Why is Automated Service Assurance so Important
To date, virtualization has basically been fueled by the CAPEX ROI that comes from server consolidation. To date, when low hanging fruit has been virtualized, the investment required to implement virtualization typically gets repaid within 12 to 18 months, and then continues to get repaid in the form of having a fewer number of servers to upgrade and manage from that point on.
When we get to the business critical applications that have not been virtualized yet, it is likely that the capacity that the owners of those applications purchased for those applications was purchased for a reason, and therefore it it likely that consolidation ratios may not be nearly as high on a forward going basis as they have been to date. For this reason an new ROI based upon OPEX savings from IT automation is necessary.
What are we Going to see this Year?
Given that VMware has put two stakes in the ground (with vCenter Operations, and with vFabric APM) both of which are intended, in their own way, to deliver upon certain aspects of automated service assurance we are certain to see some progress. We should expect limited capabilities from VMware this year, as this is really the first year that VMware has to actually implement what they announced in 2011.

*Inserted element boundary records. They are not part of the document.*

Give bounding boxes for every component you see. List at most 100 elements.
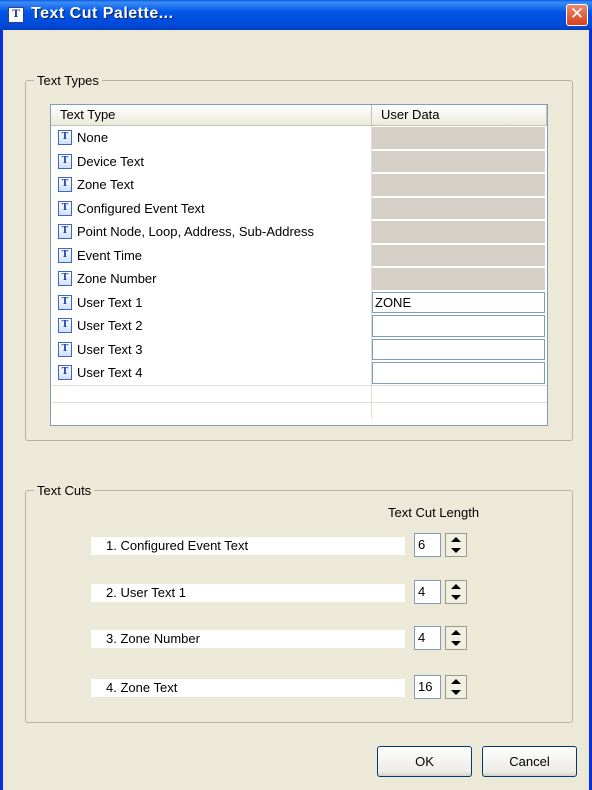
table-row[interactable]: T Event Time bbox=[51, 243, 547, 267]
text-cut-label: 2. User Text 1 bbox=[91, 584, 405, 602]
table-header: Text Type User Data bbox=[51, 105, 547, 126]
spin-down-button[interactable] bbox=[446, 638, 466, 649]
text-cut-label: 3. Zone Number bbox=[91, 630, 405, 648]
close-button[interactable]: ✕ bbox=[566, 4, 588, 26]
user-data-field[interactable] bbox=[372, 338, 545, 360]
arrow-down-icon bbox=[451, 548, 461, 553]
text-cut-length-input[interactable]: 4 bbox=[414, 580, 441, 604]
text-type-label: User Text 2 bbox=[77, 318, 143, 334]
spin-up-button[interactable] bbox=[446, 676, 466, 687]
spin-down-button[interactable] bbox=[446, 687, 466, 698]
arrow-up-icon bbox=[451, 679, 461, 684]
text-type-cell[interactable]: T User Text 2 bbox=[51, 314, 372, 338]
user-data-disabled bbox=[372, 244, 545, 266]
text-cuts-legend: Text Cuts bbox=[34, 483, 95, 498]
text-cut-length-input[interactable]: 6 bbox=[414, 533, 441, 557]
text-type-cell[interactable]: T Event Time bbox=[51, 243, 372, 267]
text-type-icon: T bbox=[58, 318, 72, 334]
spin-buttons bbox=[445, 533, 467, 557]
ok-button[interactable]: OK bbox=[377, 746, 472, 777]
text-type-icon: T bbox=[58, 224, 72, 240]
text-type-label: None bbox=[77, 130, 109, 146]
table-row[interactable]: T Zone Text bbox=[51, 173, 547, 197]
text-type-icon: T bbox=[58, 200, 72, 216]
table-row[interactable]: T User Text 3 bbox=[51, 337, 547, 362]
user-data-field[interactable] bbox=[372, 315, 545, 337]
user-data-cell[interactable] bbox=[372, 361, 547, 385]
text-type-icon: T bbox=[58, 365, 72, 381]
user-data-cell bbox=[372, 126, 547, 150]
table-row[interactable]: T Configured Event Text bbox=[51, 196, 547, 221]
column-header-text-type[interactable]: Text Type bbox=[51, 105, 372, 125]
text-cut-length-stepper[interactable]: 4 bbox=[414, 626, 472, 650]
user-data-cell[interactable]: ZONE bbox=[372, 291, 547, 315]
text-type-cell[interactable]: T User Text 1 bbox=[51, 290, 372, 314]
text-type-label: User Text 3 bbox=[77, 341, 143, 357]
arrow-up-icon bbox=[451, 584, 461, 589]
text-type-label: Zone Number bbox=[77, 271, 157, 287]
user-data-cell[interactable] bbox=[372, 338, 547, 362]
spin-up-button[interactable] bbox=[446, 581, 466, 592]
spin-buttons bbox=[445, 626, 467, 650]
spin-down-button[interactable] bbox=[446, 545, 466, 556]
spin-buttons bbox=[445, 675, 467, 699]
table-row[interactable]: T User Text 4 bbox=[51, 361, 547, 385]
table-row[interactable]: T Zone Number bbox=[51, 267, 547, 291]
text-type-label: Device Text bbox=[77, 153, 144, 169]
text-cut-length-header: Text Cut Length bbox=[388, 505, 480, 520]
text-type-cell[interactable]: T Zone Number bbox=[51, 267, 372, 291]
user-data-disabled bbox=[372, 150, 545, 172]
text-cut-length-input[interactable]: 16 bbox=[414, 675, 441, 699]
user-data-disabled bbox=[372, 268, 545, 290]
text-type-cell[interactable]: T Device Text bbox=[51, 149, 372, 173]
text-type-label: Zone Text bbox=[77, 177, 134, 193]
text-palette-icon: T bbox=[8, 7, 24, 23]
table-row[interactable]: T User Text 1 ZONE bbox=[51, 290, 547, 315]
text-cut-length-stepper[interactable]: 16 bbox=[414, 675, 472, 699]
text-type-cell[interactable]: T Point Node, Loop, Address, Sub-Address bbox=[51, 220, 372, 244]
arrow-up-icon bbox=[451, 537, 461, 542]
table-row-empty bbox=[51, 384, 547, 402]
text-type-cell[interactable]: T User Text 4 bbox=[51, 361, 372, 385]
table-row[interactable]: T Point Node, Loop, Address, Sub-Address bbox=[51, 220, 547, 244]
user-data-disabled bbox=[372, 127, 545, 149]
cancel-button[interactable]: Cancel bbox=[482, 746, 577, 777]
user-data-cell bbox=[372, 173, 547, 197]
text-type-cell[interactable]: T User Text 3 bbox=[51, 337, 372, 361]
text-cut-label: 1. Configured Event Text bbox=[91, 537, 405, 555]
table-row[interactable]: T User Text 2 bbox=[51, 314, 547, 338]
text-type-icon: T bbox=[58, 153, 72, 169]
user-data-cell bbox=[372, 197, 547, 221]
text-type-cell[interactable]: T None bbox=[51, 126, 372, 150]
text-cut-length-stepper[interactable]: 4 bbox=[414, 580, 472, 604]
text-types-legend: Text Types bbox=[34, 73, 102, 88]
spin-down-button[interactable] bbox=[446, 592, 466, 603]
text-type-icon: T bbox=[58, 271, 72, 287]
text-type-label: Event Time bbox=[77, 247, 143, 263]
text-type-icon: T bbox=[58, 247, 72, 263]
title-bar[interactable]: T Text Cut Palette... ✕ bbox=[0, 0, 592, 30]
text-type-icon: T bbox=[58, 130, 72, 146]
text-type-cell[interactable]: T Configured Event Text bbox=[51, 196, 372, 220]
dialog-window: T Text Cut Palette... ✕ Text Types Text … bbox=[0, 0, 592, 790]
user-data-field[interactable]: ZONE bbox=[372, 291, 545, 313]
user-data-cell[interactable] bbox=[372, 314, 547, 338]
column-header-user-data[interactable]: User Data bbox=[372, 105, 547, 125]
text-type-cell[interactable]: T Zone Text bbox=[51, 173, 372, 197]
user-data-cell bbox=[372, 220, 547, 244]
text-cut-length-stepper[interactable]: 6 bbox=[414, 533, 472, 557]
user-data-field[interactable] bbox=[372, 362, 545, 384]
text-type-label: User Text 1 bbox=[77, 294, 143, 310]
arrow-down-icon bbox=[451, 595, 461, 600]
table-row[interactable]: T None bbox=[51, 126, 547, 150]
text-type-icon: T bbox=[58, 294, 72, 310]
spin-up-button[interactable] bbox=[446, 627, 466, 638]
user-data-disabled bbox=[372, 197, 545, 219]
spin-buttons bbox=[445, 580, 467, 604]
spin-up-button[interactable] bbox=[446, 534, 466, 545]
text-cut-length-input[interactable]: 4 bbox=[414, 626, 441, 650]
table-body: T None T Device Text T Zone Text T Configured E… bbox=[51, 126, 547, 385]
user-data-disabled bbox=[372, 221, 545, 243]
table-row[interactable]: T Device Text bbox=[51, 149, 547, 173]
text-type-label: Point Node, Loop, Address, Sub-Address bbox=[77, 224, 315, 240]
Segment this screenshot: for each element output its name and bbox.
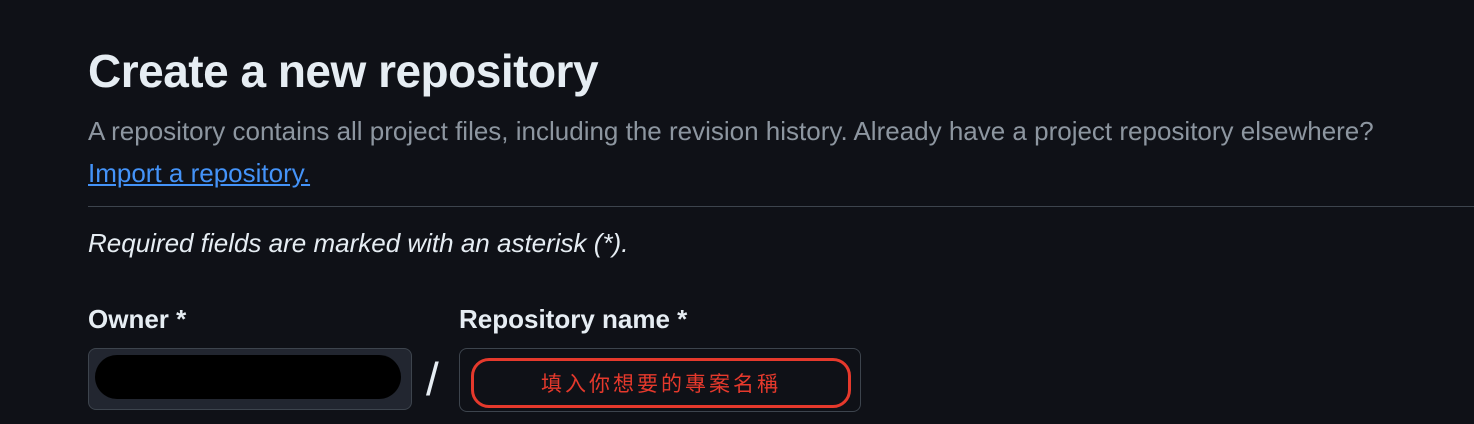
redacted-owner (95, 355, 401, 399)
required-fields-note: Required fields are marked with an aster… (88, 228, 629, 258)
repository-name-input[interactable]: 填入你想要的專案名稱 (459, 348, 861, 412)
owner-select[interactable] (88, 348, 412, 410)
import-repository-link[interactable]: Import a repository. (88, 158, 310, 188)
description-text: A repository contains all project files,… (88, 116, 1374, 146)
divider (88, 206, 1474, 207)
page-title: Create a new repository (88, 45, 599, 97)
repository-name-label: Repository name * (459, 304, 688, 334)
page-description: A repository contains all project files,… (88, 110, 1428, 194)
annotation-highlight: 填入你想要的專案名稱 (471, 358, 851, 408)
owner-repo-separator: / (426, 353, 439, 405)
owner-label: Owner * (88, 304, 187, 334)
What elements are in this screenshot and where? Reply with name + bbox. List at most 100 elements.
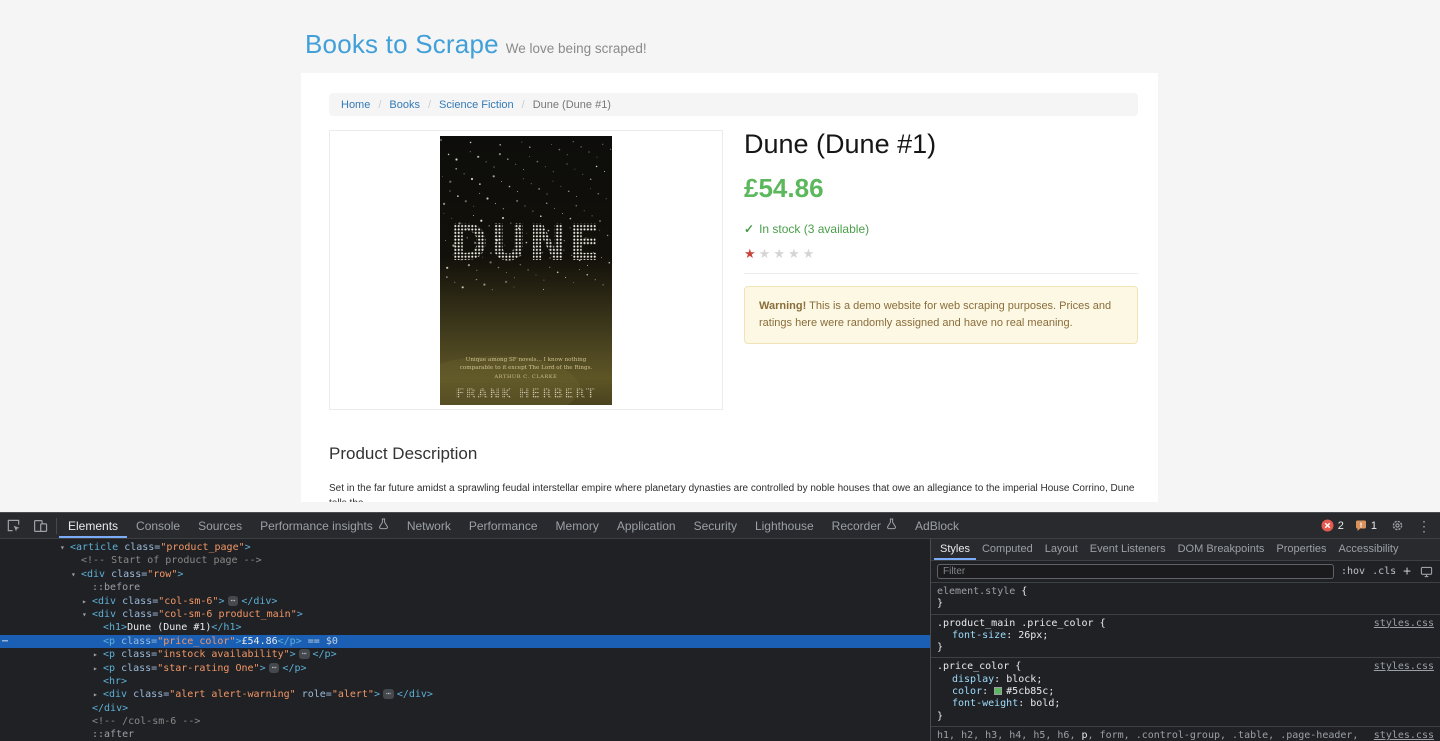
devtools-tab-lighthouse[interactable]: Lighthouse <box>746 513 823 538</box>
dom-token: <div <box>92 596 116 607</box>
breadcrumb-item-science-fiction[interactable]: Science Fiction <box>439 99 514 111</box>
stylesheet-link[interactable]: styles.css <box>1374 661 1434 673</box>
issue-count: 1 <box>1371 520 1377 532</box>
collapsed-content-ellipsis[interactable]: ⋯ <box>228 596 239 606</box>
dom-token: > <box>245 542 251 553</box>
dom-tree-row[interactable]: ▸<p class="instock availability">⋯</p> <box>0 648 930 661</box>
devtools-tab-application[interactable]: Application <box>608 513 685 538</box>
expand-arrow-icon[interactable]: ▸ <box>82 595 87 608</box>
css-declaration[interactable]: font-weight: bold; <box>937 698 1434 710</box>
settings-gear-icon[interactable] <box>1388 513 1406 538</box>
dom-tree-row[interactable]: <h1>Dune (Dune #1)</h1> <box>0 621 930 634</box>
sidebar-tab-computed[interactable]: Computed <box>976 539 1039 560</box>
dom-tree-row[interactable]: ▾<div class="row"> <box>0 568 930 581</box>
color-swatch[interactable] <box>994 687 1002 695</box>
dom-tree-row[interactable]: ▸<div class="alert alert-warning" role="… <box>0 688 930 701</box>
dom-tree-row[interactable]: ▸<div class="col-sm-6">⋯</div> <box>0 595 930 608</box>
devtools-tab-recorder[interactable]: Recorder <box>823 513 906 538</box>
expand-arrow-icon[interactable]: ▸ <box>93 662 98 675</box>
divider <box>744 273 1138 274</box>
element-classes-button[interactable]: .cls <box>1372 566 1396 577</box>
dom-token: <article <box>70 542 118 553</box>
sidebar-tab-event-listeners[interactable]: Event Listeners <box>1084 539 1172 560</box>
cover-quote-line1: Unique among SF novels... I know nothing <box>466 357 587 363</box>
css-rule[interactable]: .price_color { styles.cssdisplay: block;c… <box>931 658 1440 726</box>
cover-quote-attribution: ARTHUR C. CLARKE <box>494 374 558 380</box>
devtools-tab-console[interactable]: Console <box>127 513 189 538</box>
expand-arrow-icon[interactable]: ▸ <box>93 648 98 661</box>
css-rule-header: .price_color { styles.css <box>937 661 1434 673</box>
collapse-arrow-icon[interactable]: ▾ <box>60 541 65 554</box>
sidebar-tab-styles[interactable]: Styles <box>934 539 976 560</box>
devtools-tab-network[interactable]: Network <box>398 513 460 538</box>
dom-tree-row[interactable]: <!-- /col-sm-6 --> <box>0 715 930 728</box>
issues-badge[interactable]: 1 <box>1355 520 1377 532</box>
rendering-emulations-icon[interactable] <box>1418 559 1434 584</box>
dom-token: "product_page" <box>160 542 244 553</box>
site-header: Books to ScrapeWe love being scraped! <box>301 0 1158 73</box>
console-errors-badge[interactable]: 2 <box>1321 519 1344 532</box>
devtools-tab-memory[interactable]: Memory <box>547 513 608 538</box>
collapsed-content-ellipsis[interactable]: ⋯ <box>299 649 310 659</box>
product-description-heading: Product Description <box>329 444 1138 464</box>
collapsed-content-ellipsis[interactable]: ⋯ <box>383 689 394 699</box>
devtools-tab-elements[interactable]: Elements <box>59 513 127 538</box>
dom-token: > <box>177 569 183 580</box>
css-selector[interactable]: element.style { <box>937 586 1434 598</box>
dom-tree-row[interactable]: <!-- Start of product page --> <box>0 554 930 567</box>
error-count: 2 <box>1338 520 1344 532</box>
breadcrumb-item-home[interactable]: Home <box>341 99 370 111</box>
sidebar-tab-layout[interactable]: Layout <box>1039 539 1084 560</box>
device-toolbar-icon[interactable] <box>27 513 54 538</box>
selector-part: .price_color <box>937 661 1009 672</box>
sidebar-tab-accessibility[interactable]: Accessibility <box>1333 539 1405 560</box>
css-declaration[interactable]: display: block; <box>937 674 1434 686</box>
dom-tree-row[interactable]: ::after <box>0 728 930 741</box>
styles-sidebar: StylesComputedLayoutEvent ListenersDOM B… <box>930 539 1440 741</box>
dom-token: "col-sm-6" <box>158 596 218 607</box>
css-rule[interactable]: h1, h2, h3, h4, h5, h6, p, form, .contro… <box>931 727 1440 741</box>
collapse-arrow-icon[interactable]: ▾ <box>82 608 87 621</box>
devtools-tab-performance-insights[interactable]: Performance insights <box>251 513 398 538</box>
dom-tree-row[interactable]: ⋯<p class="price_color">£54.86</p> == $0 <box>0 635 930 648</box>
css-selector[interactable]: h1, h2, h3, h4, h5, h6, p, form, .contro… <box>937 730 1366 741</box>
collapse-arrow-icon[interactable]: ▾ <box>71 568 76 581</box>
css-selector[interactable]: .product_main .price_color { <box>937 618 1366 630</box>
preview-feature-flask-icon <box>378 518 389 533</box>
devtools-tab-sources[interactable]: Sources <box>189 513 251 538</box>
site-title-link[interactable]: Books to Scrape <box>305 29 499 59</box>
breadcrumb-item-dune-dune-1-: Dune (Dune #1) <box>533 99 611 111</box>
css-declaration[interactable]: color: #5cb85c; <box>937 686 1434 698</box>
dom-tree-row[interactable]: </div> <box>0 702 930 715</box>
css-rule-close-brace: } <box>937 598 1434 610</box>
css-property-value: 26px <box>1018 630 1042 641</box>
css-selector[interactable]: .price_color { <box>937 661 1366 673</box>
devtools-tab-performance[interactable]: Performance <box>460 513 547 538</box>
sidebar-tab-properties[interactable]: Properties <box>1270 539 1332 560</box>
dom-tree-row[interactable]: ▾<div class="col-sm-6 product_main"> <box>0 608 930 621</box>
inspect-element-icon[interactable] <box>0 513 27 538</box>
dom-token: <p <box>103 649 115 660</box>
devtools-tab-adblock[interactable]: AdBlock <box>906 513 968 538</box>
css-rule[interactable]: .product_main .price_color { styles.cssfo… <box>931 615 1440 659</box>
breadcrumb-separator: / <box>378 99 381 111</box>
sidebar-tab-dom-breakpoints[interactable]: DOM Breakpoints <box>1172 539 1271 560</box>
new-style-rule-button[interactable]: + <box>1403 567 1411 577</box>
stylesheet-link[interactable]: styles.css <box>1374 730 1434 741</box>
collapsed-content-ellipsis[interactable]: ⋯ <box>269 663 280 673</box>
node-menu-dots-icon[interactable]: ⋯ <box>2 635 7 648</box>
styles-filter-input[interactable] <box>937 564 1334 579</box>
dom-tree-row[interactable]: ▾<article class="product_page"> <box>0 541 930 554</box>
toggle-element-state-button[interactable]: :hov <box>1341 566 1365 577</box>
expand-arrow-icon[interactable]: ▸ <box>93 688 98 701</box>
dom-tree-row[interactable]: ::before <box>0 581 930 594</box>
css-rule[interactable]: element.style {} <box>931 583 1440 615</box>
more-options-icon[interactable]: ⋮ <box>1417 519 1431 533</box>
preview-feature-flask-icon <box>886 518 897 533</box>
breadcrumb-item-books[interactable]: Books <box>389 99 420 111</box>
css-declaration[interactable]: font-size: 26px; <box>937 630 1434 642</box>
dom-tree-row[interactable]: ▸<p class="star-rating One">⋯</p> <box>0 662 930 675</box>
dom-tree-row[interactable]: <hr> <box>0 675 930 688</box>
stylesheet-link[interactable]: styles.css <box>1374 618 1434 630</box>
devtools-tab-security[interactable]: Security <box>685 513 746 538</box>
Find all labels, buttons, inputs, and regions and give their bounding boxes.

However there are some extremely interesting developments from independent vendors. Netuitive has more customers (and some very large ones) in production than any other self-learning vendor, and is already today cross-correlating both applications response time data from APM solutions, and infrastructure data from infrastructure management solutions. By proving the ability to connect and accurately cross-correlate disparate data sources like this, Netuitive has taken an important step towards being able to trigger remedial actions. Prelert has shown similar capabilities, albeit at a smaller number of customers.
VMTurbo has the only shipping example of a product that allows you to prioritize your workloads based upon how much work they need to do (throughput, not response time (yet)), and then automatically adjust placement and resource application in a vSphere environment to achieve those priorities.
We stressing the importance of the monitoring aspect of this equation. This is actually a new requirement for APM solutions, as what is needed here is automatic discovery of applications as they show up, automatic discovery of their topology, and then end-to-end response time measurement for all of the applications in the environment (not just a select few). BlueStripe and ExtraHop Networks are both uniquely positioned to fill this need.
VMware is going to make progress on its automated service assurance vision this year, with initial steps coming in the Q1/2012 version of vCenter Operations and the initial release of vFabric APM. On the third party vendor front, progress is most likely to come by partnerships between vendors who have interesting pieces of the puzzle, but do not have the entire puzzle themselves. On this front the most interesting vendors are Netuitive, Prelert, Blue Stripe, ExtrHop Networks, and VMTurbo. The wild card in this equation is how service assurance will fit with cloud management and offerings from vendors like DynamicOps, Abiquo, Platform Computing and Gale Technologies.